Réjouissez-vous donc, épouse du Christ, devenue héritière, même maîtresse et reine, du royaume du Ciel. Ayez soin simplement de garder fidélité à votre dame la pauvreté, jusqu'à ce qu'elle vous introduise en possession du royaume céleste. Ainsi dépouillée, ne gardez et n'acceptez rien, n'ayez pas de clef; recevez seulement, de la main de la Prieure ou de sa remplaçante, le strict et maigre nécessaire du moment ; ne faites aucun ouvrage qui ne vous soit ordonné; ne vendez pas, n'achetez pas, ne touchez pas d'argent, sauf celui que pourraient vous donner vos parents : recevez-le, mais remettez-le aussitôt entre les mains de la Meure. Et ne tirez pas gloire de ceci, même si vous renonciez à de grands biens, mais du fond du coeur remerciez Jésus-Christ de vous avoir délivrée d'un tel fardeau, dont le poids vous écrasait.

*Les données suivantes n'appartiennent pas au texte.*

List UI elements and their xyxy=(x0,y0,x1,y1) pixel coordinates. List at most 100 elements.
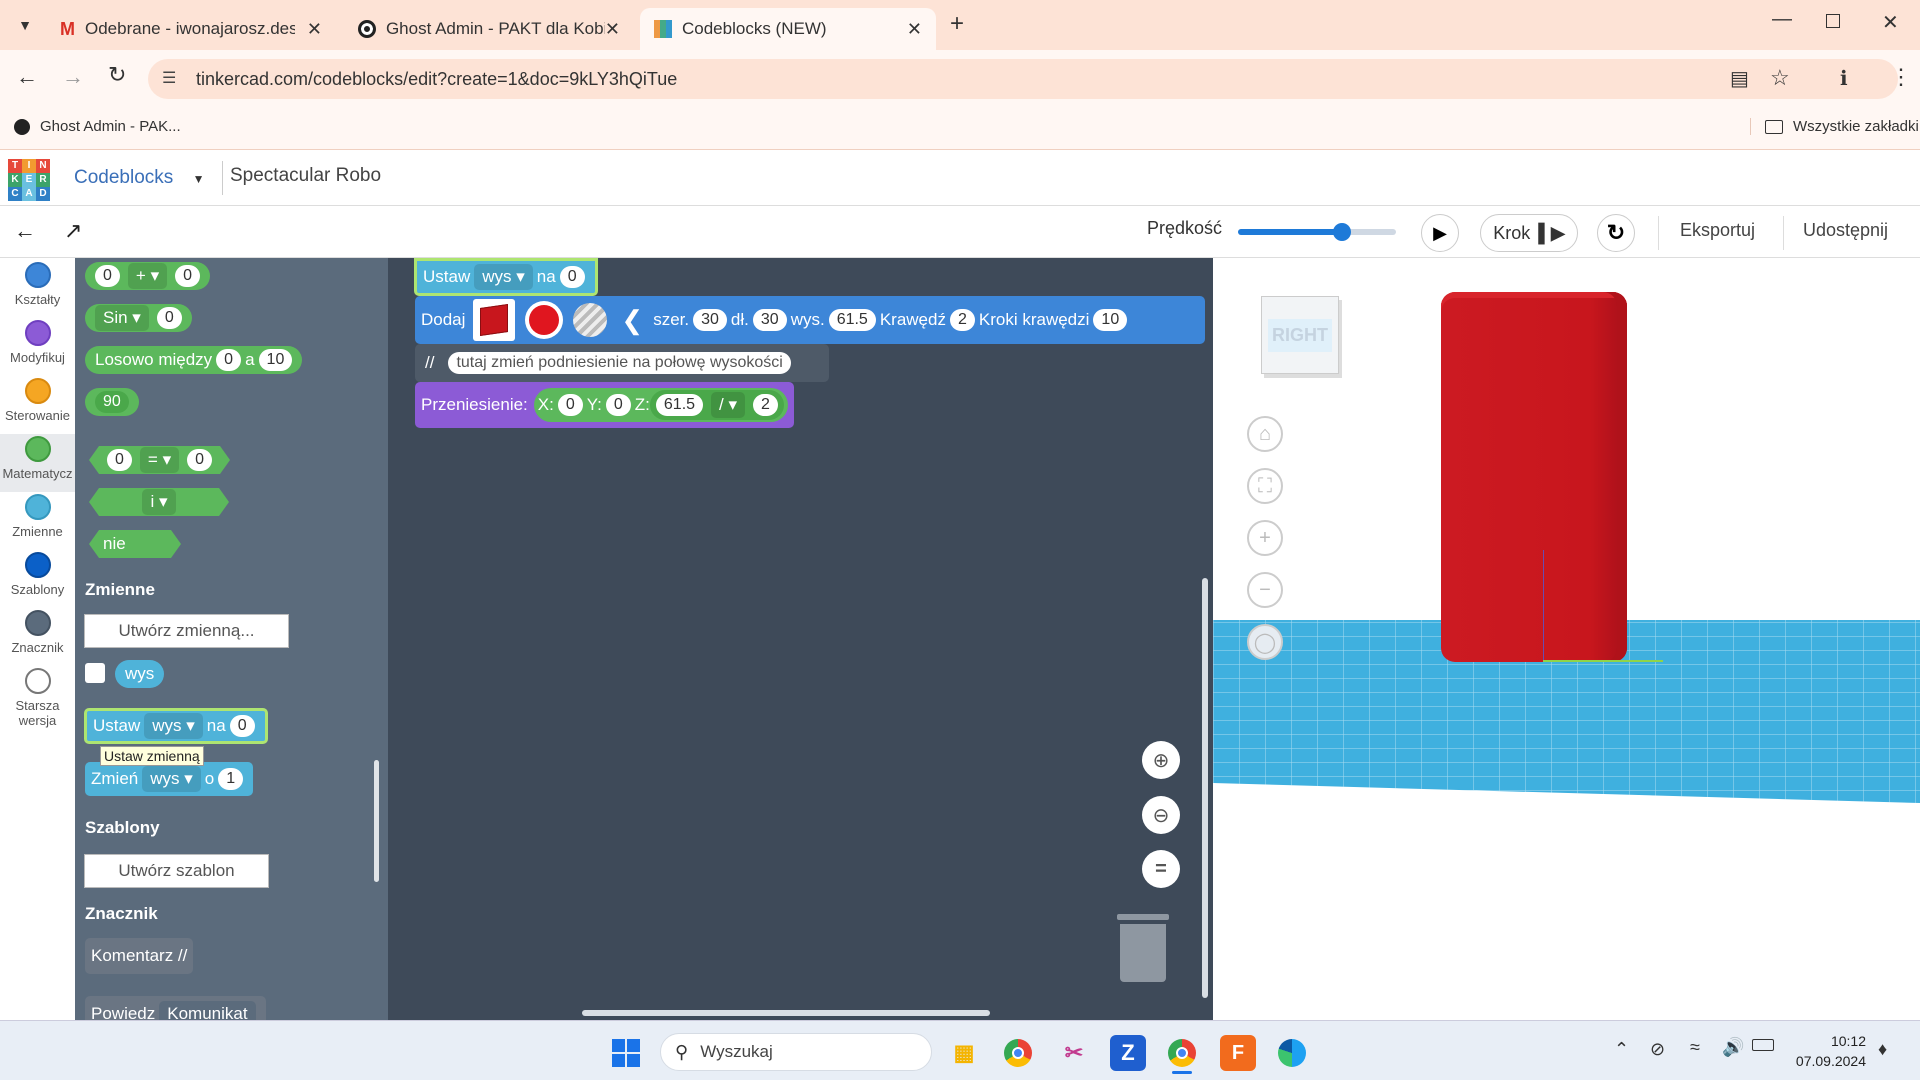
close-tab-icon[interactable]: ✕ xyxy=(307,19,322,40)
bookmark-star-icon[interactable]: ☆ xyxy=(1770,65,1790,91)
3d-viewport[interactable]: RIGHT ⌂ ⛶ + − ◯ xyxy=(1213,258,1920,1020)
category-marker[interactable]: Znacznik xyxy=(0,608,75,664)
collapse-arrow-icon[interactable]: ❮ xyxy=(621,305,643,336)
math-input-b[interactable]: 0 xyxy=(175,265,201,287)
reload-icon[interactable]: ↻ xyxy=(108,62,126,88)
zoom-app-icon[interactable]: Z xyxy=(1110,1035,1146,1071)
speed-slider-thumb[interactable] xyxy=(1333,223,1352,241)
compare-operator-dropdown[interactable]: = ▾ xyxy=(140,447,179,473)
extension-icon[interactable]: ℹ xyxy=(1840,66,1848,91)
number-input[interactable]: 90 xyxy=(95,391,129,413)
forward-icon[interactable]: → xyxy=(62,64,84,90)
workspace-horizontal-scrollbar[interactable] xyxy=(582,1010,990,1016)
flyout-scrollbar[interactable] xyxy=(374,760,379,882)
browser-menu-icon[interactable]: ⋮ xyxy=(1890,64,1912,90)
edge-input[interactable]: 2 xyxy=(949,309,975,331)
close-tab-icon[interactable]: ✕ xyxy=(605,19,620,40)
restore-icon[interactable] xyxy=(1826,14,1840,28)
variable-dropdown[interactable]: wys ▾ xyxy=(142,766,201,792)
tab-ghost-admin[interactable]: Ghost Admin - PAKT dla Kobiet ✕ xyxy=(344,8,634,50)
network-off-icon[interactable]: ⊘ xyxy=(1650,1039,1665,1060)
chrome-icon[interactable] xyxy=(1000,1035,1036,1071)
division-operator-dropdown[interactable]: / ▾ xyxy=(711,392,746,418)
variable-block-wys[interactable]: wys xyxy=(115,660,165,688)
create-variable-button[interactable]: Utwórz zmienną... xyxy=(84,614,289,648)
zoom-out-button[interactable]: ⊖ xyxy=(1142,796,1180,834)
zoom-out-icon[interactable]: − xyxy=(1247,572,1283,608)
project-title[interactable]: Spectacular Robo xyxy=(230,165,381,187)
perspective-icon[interactable]: ◯ xyxy=(1247,624,1283,660)
fusion-icon[interactable]: F xyxy=(1220,1035,1256,1071)
red-box-shape[interactable] xyxy=(1441,292,1627,662)
function-dropdown[interactable]: Sin ▾ xyxy=(95,305,149,331)
divisor-input[interactable]: 2 xyxy=(753,394,778,416)
step-button[interactable]: Krok ▌▶ xyxy=(1480,214,1578,252)
category-control[interactable]: Sterowanie xyxy=(0,376,75,432)
back-icon[interactable]: ← xyxy=(16,64,38,90)
set-value-input[interactable]: 0 xyxy=(229,715,255,737)
message-input[interactable]: Komunikat xyxy=(159,1001,256,1020)
taskbar-search[interactable]: ⚲ Wyszukaj xyxy=(660,1033,932,1071)
change-variable-block[interactable]: Zmień wys ▾ o 1 xyxy=(85,762,254,796)
chrome-active-icon[interactable] xyxy=(1164,1035,1200,1071)
math-add-block[interactable]: 0 + ▾ 0 xyxy=(85,262,211,290)
new-tab-button[interactable]: + xyxy=(950,10,964,38)
z-input[interactable]: 61.5 xyxy=(655,394,704,416)
set-value-input[interactable]: 0 xyxy=(559,266,585,288)
compare-block[interactable]: 0 = ▾ 0 xyxy=(89,446,230,474)
file-explorer-icon[interactable]: ▦ xyxy=(946,1035,982,1071)
category-templates[interactable]: Szablony xyxy=(0,550,75,606)
edge-steps-input[interactable]: 10 xyxy=(1093,309,1128,331)
all-bookmarks[interactable]: Wszystkie zakładki xyxy=(1750,118,1919,135)
clock-date[interactable]: 07.09.2024 xyxy=(1786,1053,1866,1069)
variable-dropdown[interactable]: wys ▾ xyxy=(474,264,533,290)
redo-icon[interactable]: ↗ xyxy=(64,218,82,244)
play-button[interactable]: ▶ xyxy=(1421,214,1459,252)
tab-list-button[interactable]: ▼ xyxy=(12,12,38,38)
edge-icon[interactable] xyxy=(1274,1035,1310,1071)
number-block[interactable]: 90 xyxy=(85,388,139,416)
function-input[interactable]: 0 xyxy=(156,307,182,329)
share-button[interactable]: Udostępnij xyxy=(1803,220,1888,241)
fit-view-icon[interactable]: ⛶ xyxy=(1247,468,1283,504)
url-field[interactable]: ☰ tinkercad.com/codeblocks/edit?create=1… xyxy=(148,59,1898,99)
export-button[interactable]: Eksportuj xyxy=(1680,220,1755,241)
undo-icon[interactable]: ← xyxy=(14,218,36,244)
length-input[interactable]: 30 xyxy=(752,309,787,331)
chevron-up-icon[interactable]: ⌃ xyxy=(1614,1039,1629,1060)
minimize-icon[interactable]: — xyxy=(1772,8,1792,31)
variable-checkbox[interactable] xyxy=(85,663,105,683)
x-input[interactable]: 0 xyxy=(557,394,583,416)
reset-button[interactable]: ↻ xyxy=(1597,214,1635,252)
zoom-in-icon[interactable]: + xyxy=(1247,520,1283,556)
snipping-tool-icon[interactable]: ✂ xyxy=(1056,1035,1092,1071)
reset-zoom-button[interactable]: = xyxy=(1142,850,1180,888)
site-info-icon[interactable]: ☰ xyxy=(162,68,176,88)
random-block[interactable]: Losowo między 0 a 10 xyxy=(85,346,303,374)
change-value-input[interactable]: 1 xyxy=(218,768,244,790)
math-input-a[interactable]: 0 xyxy=(95,265,120,287)
not-block[interactable]: nie xyxy=(89,530,181,558)
home-view-icon[interactable]: ⌂ xyxy=(1247,416,1283,452)
codeblocks-menu[interactable]: Codeblocks ▼ xyxy=(74,167,204,189)
workspace-vertical-scrollbar[interactable] xyxy=(1202,578,1208,998)
add-shape-block[interactable]: Dodaj ❮ szer. 30 dł. 30 wys. 61.5 Krawęd… xyxy=(415,296,1205,344)
random-max-input[interactable]: 10 xyxy=(258,349,293,371)
zoom-in-button[interactable]: ⊕ xyxy=(1142,741,1180,779)
color-picker[interactable] xyxy=(525,301,564,339)
wifi-icon[interactable]: ≈ xyxy=(1690,1037,1700,1058)
y-input[interactable]: 0 xyxy=(605,394,631,416)
height-input[interactable]: 61.5 xyxy=(828,309,876,331)
shape-preview[interactable] xyxy=(473,299,516,341)
tab-codeblocks[interactable]: Codeblocks (NEW) ✕ xyxy=(640,8,936,50)
tab-gmail[interactable]: M Odebrane - iwonajarosz.design ✕ xyxy=(46,8,336,50)
code-workspace[interactable]: Ustaw wys ▾ na 0 Dodaj ❮ szer. 30 dł. 30… xyxy=(388,258,1213,1020)
math-operator-dropdown[interactable]: + ▾ xyxy=(127,263,168,289)
clock-time[interactable]: 10:12 xyxy=(1806,1033,1866,1049)
speed-slider[interactable] xyxy=(1238,223,1396,241)
notification-bell-icon[interactable]: ♦ xyxy=(1878,1039,1887,1060)
category-math[interactable]: Matematycz xyxy=(0,434,75,492)
sin-block[interactable]: Sin ▾ 0 xyxy=(85,304,192,332)
category-shapes[interactable]: Kształty xyxy=(0,260,75,316)
category-modify[interactable]: Modyfikuj xyxy=(0,318,75,374)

Comme lit, ayez une paillasse avec des couvertures de laine rudes et grossières, autant qu'il en faut contre le froid ; mettez sous votre tête un sac de paille, et laissez tout ce qui sent la frivolité, afin de pouvoir dire : Notre lit est tout fleuri (Cant., i, 16), comme votre dame la pauvreté sait si bien l'orner; quoique, à dire vrai, cette parole du Cantique désigne .surtout la conscience parée des fleurs des vertus, mais c'est aussi ce que je cherche à faire entrer dans vos esprits:- Que votre vêtement soit commun au regard, rude au toucher, et pauvre comme prix; rejetez toute élégance dans la coupe et la couture; que vos voiles de tête, vos chaussures, les reliures ou les couvertures de vos livres, en un mot tout ce dont vous vous servez, soit sans aucune apparence de futilité, comme il convient à votre dame pauvreté.
L'OBÉISSANCE.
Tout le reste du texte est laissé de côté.